Downloads and processes datasets from Wharton Research Data Services WRDS.

Each WRDS module handles a different library in WRDS (e.g. compa module for the Compustat Annual CCM file, crspm for the CRSP Monthly Stock file, etc.).

Before you use any of the wrds modules, you need to create a pgpass with your WRDS credentials. To do that, run

from finsets.wrds import wrds_api
db = wrds_api.Connection()

This will prompt you for your WRDS username and password. After you enter your credentials, if you don’t have a pgpass file already set up, it will ask you if you want to do that. Hit y and it will be automatically created for you. After this, you will never have to input your WRDS password.

You will still have to supply your WRDS username to functions that retrieve data from WRDS (all of them have a wrds_username parameter). If you don’t want to be prompted for the username for every download, save it under a WRDS_USERNAME environment variable:

  • On Windows, in a Command Prompt:
    • setx WRDS_USERNAME "your_wrds_username_here"
  • On Linux, in a terminal:
    • echo 'export WRDS_USERNAME="your_wrds_username_here"' >> ~/.bashrc && source ~/.bashrc
  • On macOS, since macOS Catalina:
    • echo 'export WRDS_USERNAME="your_wrds_username_here"' >> ~/.zshrc && source ~/.szhrc
  • On macOS, prior to macOS Catalina:
    • echo 'export WRDS_USERNAME="your_wrds_username_here"' >> ~/.bash_profile && source ~/.bash_profile

The functions in the wrds_ modules will close database connections to WRDS automatically. However, if you open a connection manually, as above (with wrds.Connection()) make sure you remember to close that connection. In our example above:

db.close()

Check the wrds_utils module for an introduction to some of the main utilities that come with the wrds package.

FRED

Downloads and processes datasets from the St. Louis FRED.

To use the functions in the fred module, you’ll need an API key from the St. Louis FRED.
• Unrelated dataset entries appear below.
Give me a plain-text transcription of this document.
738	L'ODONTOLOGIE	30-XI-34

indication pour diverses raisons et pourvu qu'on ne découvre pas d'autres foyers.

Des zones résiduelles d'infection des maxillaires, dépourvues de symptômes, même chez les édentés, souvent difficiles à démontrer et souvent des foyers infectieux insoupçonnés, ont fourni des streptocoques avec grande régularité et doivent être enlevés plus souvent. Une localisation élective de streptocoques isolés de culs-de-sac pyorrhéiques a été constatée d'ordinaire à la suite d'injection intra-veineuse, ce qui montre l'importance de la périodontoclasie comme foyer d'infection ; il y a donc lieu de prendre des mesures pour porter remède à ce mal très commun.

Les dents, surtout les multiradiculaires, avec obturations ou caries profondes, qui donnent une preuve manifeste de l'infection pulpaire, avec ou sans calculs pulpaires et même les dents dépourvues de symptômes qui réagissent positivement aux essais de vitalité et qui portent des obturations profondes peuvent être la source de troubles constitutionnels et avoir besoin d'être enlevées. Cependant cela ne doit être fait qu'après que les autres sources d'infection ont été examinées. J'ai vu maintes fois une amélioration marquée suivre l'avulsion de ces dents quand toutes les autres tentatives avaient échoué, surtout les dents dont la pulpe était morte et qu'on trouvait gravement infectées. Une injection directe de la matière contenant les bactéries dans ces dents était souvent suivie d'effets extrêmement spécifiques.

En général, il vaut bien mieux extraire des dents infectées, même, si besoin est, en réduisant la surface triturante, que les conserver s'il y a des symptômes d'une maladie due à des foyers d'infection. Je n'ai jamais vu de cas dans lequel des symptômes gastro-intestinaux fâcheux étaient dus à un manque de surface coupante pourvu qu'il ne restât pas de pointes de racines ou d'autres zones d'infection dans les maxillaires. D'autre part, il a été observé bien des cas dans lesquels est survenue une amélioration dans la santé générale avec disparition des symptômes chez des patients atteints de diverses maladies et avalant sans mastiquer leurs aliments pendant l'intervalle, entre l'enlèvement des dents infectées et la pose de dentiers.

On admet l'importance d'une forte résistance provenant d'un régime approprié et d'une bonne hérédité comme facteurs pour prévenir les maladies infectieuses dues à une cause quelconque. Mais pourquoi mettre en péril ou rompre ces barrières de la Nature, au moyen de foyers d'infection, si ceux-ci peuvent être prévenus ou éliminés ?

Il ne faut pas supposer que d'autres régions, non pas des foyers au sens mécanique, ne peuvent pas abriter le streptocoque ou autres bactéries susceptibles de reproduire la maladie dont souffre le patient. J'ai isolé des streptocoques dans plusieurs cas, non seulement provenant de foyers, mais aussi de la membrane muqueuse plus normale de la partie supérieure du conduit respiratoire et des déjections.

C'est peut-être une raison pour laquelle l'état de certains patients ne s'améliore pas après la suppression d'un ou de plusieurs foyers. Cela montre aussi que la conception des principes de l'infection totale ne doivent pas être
Get one here and store it in your environment variables under the name FRED_API_KEY

Alternatively, you can supply the API key directly as the api_key parameter in each function in the fred module.
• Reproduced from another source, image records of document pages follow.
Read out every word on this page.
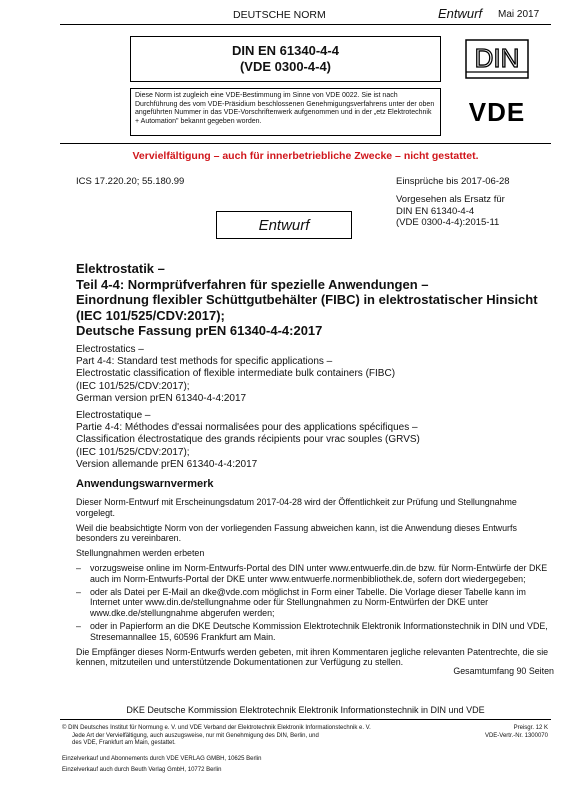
DEUTSCHE NORM	Entwurf Mai 2017
DIN EN 61340-4-4
(VDE 0300-4-4)	DIN
Diese Norm ist zugleich eine VDE-Bestimmung im Sinne von VDE 0022. Sie ist nach Durchführung des vom VDE-Präsidium beschlossenen Genehmigungsverfahrens unter der oben angeführten Nummer in das VDE-Vorschriftenwerk aufgenommen und in der „etz Elektrotechnik + Automation" bekannt gegeben worden.	VDE
Vervielfältigung – auch für innerbetriebliche Zwecke – nicht gestattet.
ICS 17.220.20; 55.180.99	Einsprüche bis 2017-06-28
Vorgesehen als Ersatz für
DIN EN 61340-4-4
(VDE 0300-4-4):2015-11
Entwurf
Elektrostatik –
Teil 4-4: Normprüfverfahren für spezielle Anwendungen –
Einordnung flexibler Schüttgutbehälter (FIBC) in elektrostatischer Hinsicht
(IEC 101/525/CDV:2017);
Deutsche Fassung prEN 61340-4-4:2017
Electrostatics –
Part 4-4: Standard test methods for specific applications –
Electrostatic classification of flexible intermediate bulk containers (FIBC)
(IEC 101/525/CDV:2017);
German version prEN 61340-4-4:2017
Electrostatique –
Partie 4-4: Méthodes d'essai normalisées pour des applications spécifiques –
Classification électrostatique des grands récipients pour vrac souples (GRVS)
(IEC 101/525/CDV:2017);
Version allemande prEN 61340-4-4:2017
Anwendungswarnvermerk

Dieser Norm-Entwurf mit Erscheinungsdatum 2017-04-28 wird der Öffentlichkeit zur Prüfung und Stellungnahme vorgelegt.

Weil die beabsichtigte Norm von der vorliegenden Fassung abweichen kann, ist die Anwendung dieses Entwurfs besonders zu vereinbaren.

Stellungnahmen werden erbeten

– vorzugsweise online im Norm-Entwurfs-Portal des DIN unter www.entwuerfe.din.de bzw. für Norm-Entwürfe der DKE auch im Norm-Entwurfs-Portal der DKE unter www.entwuerfe.normenbibliothek.de, sofern dort wiedergegeben;
– oder als Datei per E-Mail an dke@vde.com möglichst in Form einer Tabelle. Die Vorlage dieser Tabelle kann im Internet unter www.din.de/stellungnahme oder für Stellungnahmen zu Norm-Entwürfen der DKE unter www.dke.de/stellungnahme abgerufen werden;
– oder in Papierform an die DKE Deutsche Kommission Elektrotechnik Elektronik Informationstechnik in DIN und VDE, Stresemannallee 15, 60596 Frankfurt am Main.

Die Empfänger dieses Norm-Entwurfs werden gebeten, mit ihren Kommentaren jegliche relevanten Patentrechte, die sie kennen, mitzuteilen und unterstützende Dokumentationen zur Verfügung zu stellen.

Gesamtumfang 90 Seiten
DKE Deutsche Kommission Elektrotechnik Elektronik Informationstechnik in DIN und VDE
© DIN Deutsches Institut für Normung e. V. und VDE Verband der Elektrotechnik Elektronik Informationstechnik e. V.
Jede Art der Vervielfältigung, auch auszugsweise, nur mit Genehmigung des DIN, Berlin, und
des VDE, Frankfurt am Main, gestattet.
Preisgr. 12 K
VDE-Vertr.-Nr. 1300070
Einzelverkauf und Abonnements durch VDE VERLAG GMBH, 10625 Berlin
Einzelverkauf auch durch Beuth Verlag GmbH, 10772 Berlin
gdp = fred.fred.get_raw_data(['GDP'])
gdp['info']
id realtime_start realtime_end title observation_start observation_end frequency frequency_short units units_short seasonal_adjustment seasonal_adjustment_short last_updated popularity notes
0 GDP 2023-11-15 2023-11-15 Gross Domestic Product 1947-01-01 2023-07-01 Quarterly Q Billions of Dollars Bil. of $ Seasonally Adjusted Annual Rate SAAR 2023-10-26 07:55:01-05 92 BEA Account Code: A191RC Gross domestic produ...
gdp['Q']
GDP
1947-01-01 243.164
1947-04-01 245.968
1947-07-01 249.585
1947-10-01 259.745
1948-01-01 265.742
... ...
2022-07-01 25994.639
2022-10-01 26408.405
2023-01-01 26813.601
2023-04-01 27063.012
2023-07-01 27623.543

307 rows × 1 columns

PAPERS

Downloads and processes datasets made available by the authors of academic papers.
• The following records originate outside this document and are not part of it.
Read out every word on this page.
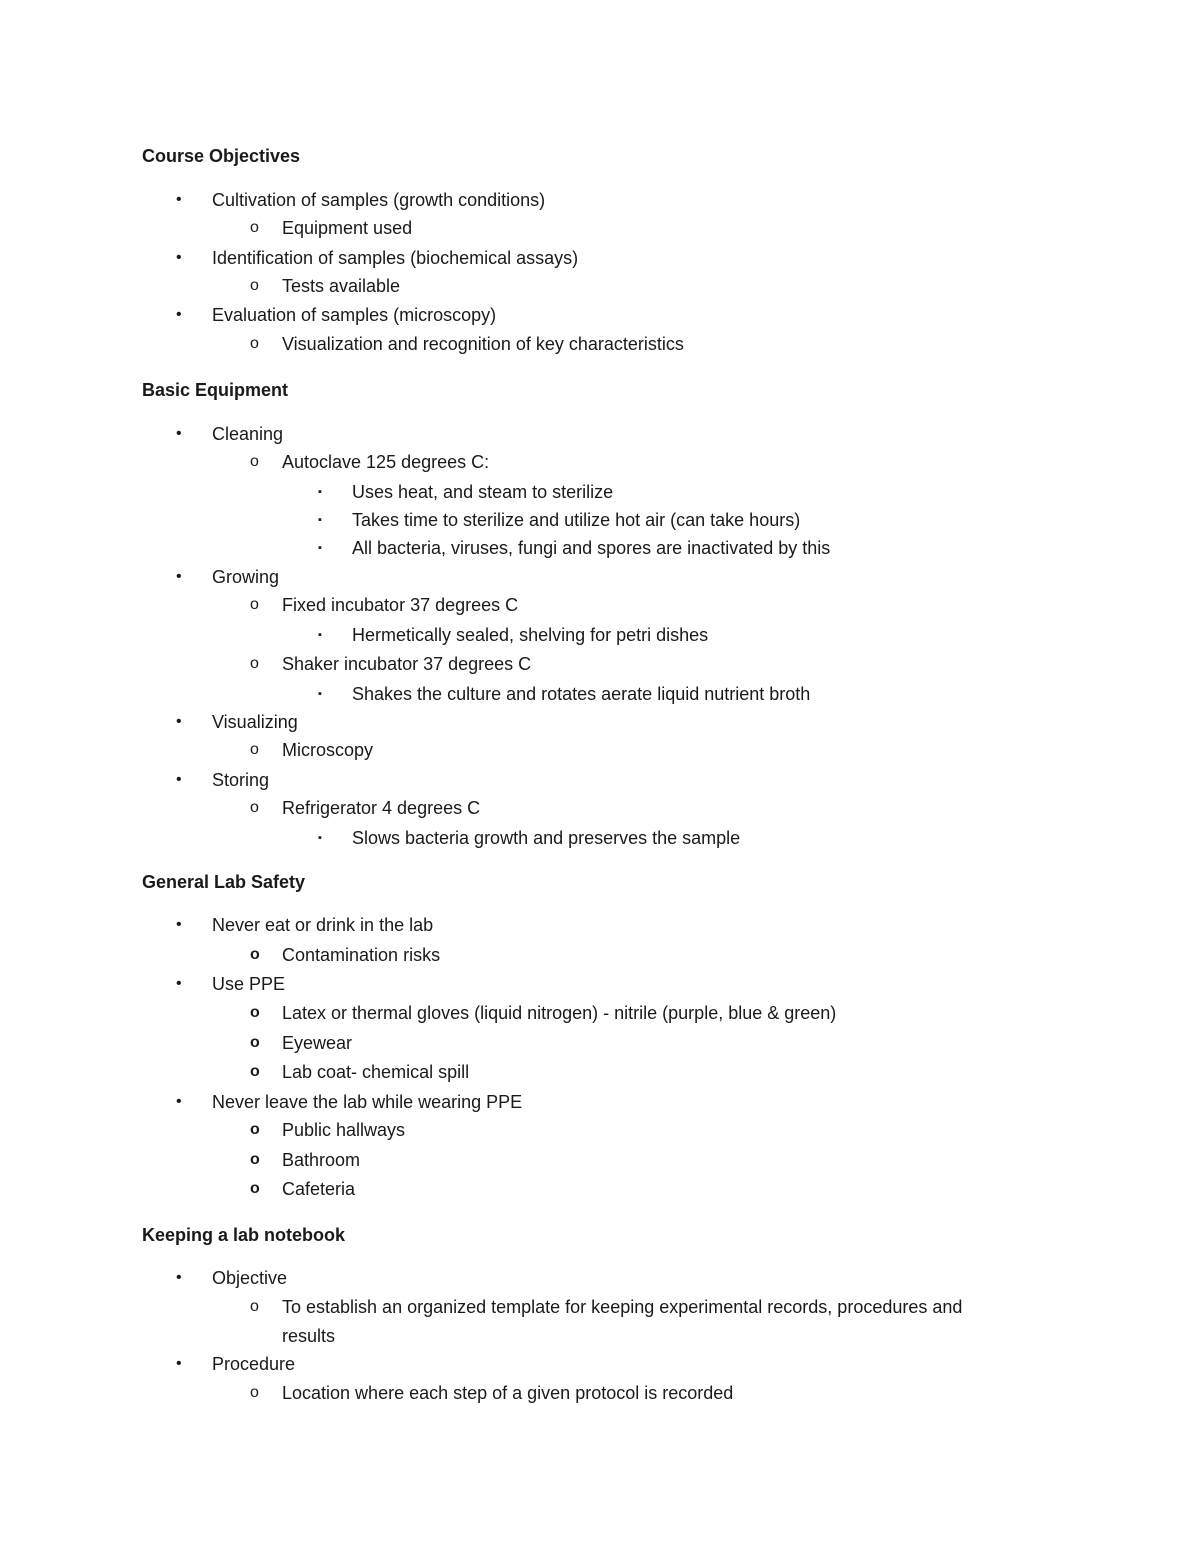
Course Objectives
• Cultivation of samples (growth conditions)
o Equipment used
• Identification of samples (biochemical assays)
o Tests available
• Evaluation of samples (microscopy)
o Visualization and recognition of key characteristics
Basic Equipment
• Cleaning
o Autoclave 125 degrees C:
▪ Uses heat, and steam to sterilize
▪ Takes time to sterilize and utilize hot air (can take hours)
▪ All bacteria, viruses, fungi and spores are inactivated by this
• Growing
o Fixed incubator 37 degrees C
▪ Hermetically sealed, shelving for petri dishes
o Shaker incubator 37 degrees C
▪ Shakes the culture and rotates aerate liquid nutrient broth
• Visualizing
o Microscopy
• Storing
o Refrigerator 4 degrees C
▪ Slows bacteria growth and preserves the sample
General Lab Safety
• Never eat or drink in the lab
o Contamination risks
• Use PPE
o Latex or thermal gloves (liquid nitrogen) - nitrile (purple, blue & green)
o Eyewear
o Lab coat- chemical spill
• Never leave the lab while wearing PPE
o Public hallways
o Bathroom
o Cafeteria
Keeping a lab notebook
• Objective
o To establish an organized template for keeping experimental records, procedures and
results
• Procedure
o Location where each step of a given protocol is recorded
Each papers module handles a different paper. The naming convention is that the module’s name is made up of the last names of the authors and the publication year, separated by underscores. If more than two authors, all but the first author’s name is replaced by ‘etal’. For example, the module for the paper “Firm-Level Political Risk: Measurement and Effects” (2019) by Tarek A. Hassan, Stephan Hollander, Laurence van Lent, Ahmed Tahoun is named hasan_etal_2019.

papers.hassan_etal_2019.list_all_vars().head()
name
0 gvkey
1 date
2 PRisk
3 NPRisk
4 Risk

Project details


Download files

Download the file for your platform. If you're not sure which to choose, learn more about installing packages.

Source Distribution

finsets-0.0.6.tar.gz (106.4 kB view details)

Uploaded Source

Built Distribution

If you're not sure about the file name format, learn more about wheel file names.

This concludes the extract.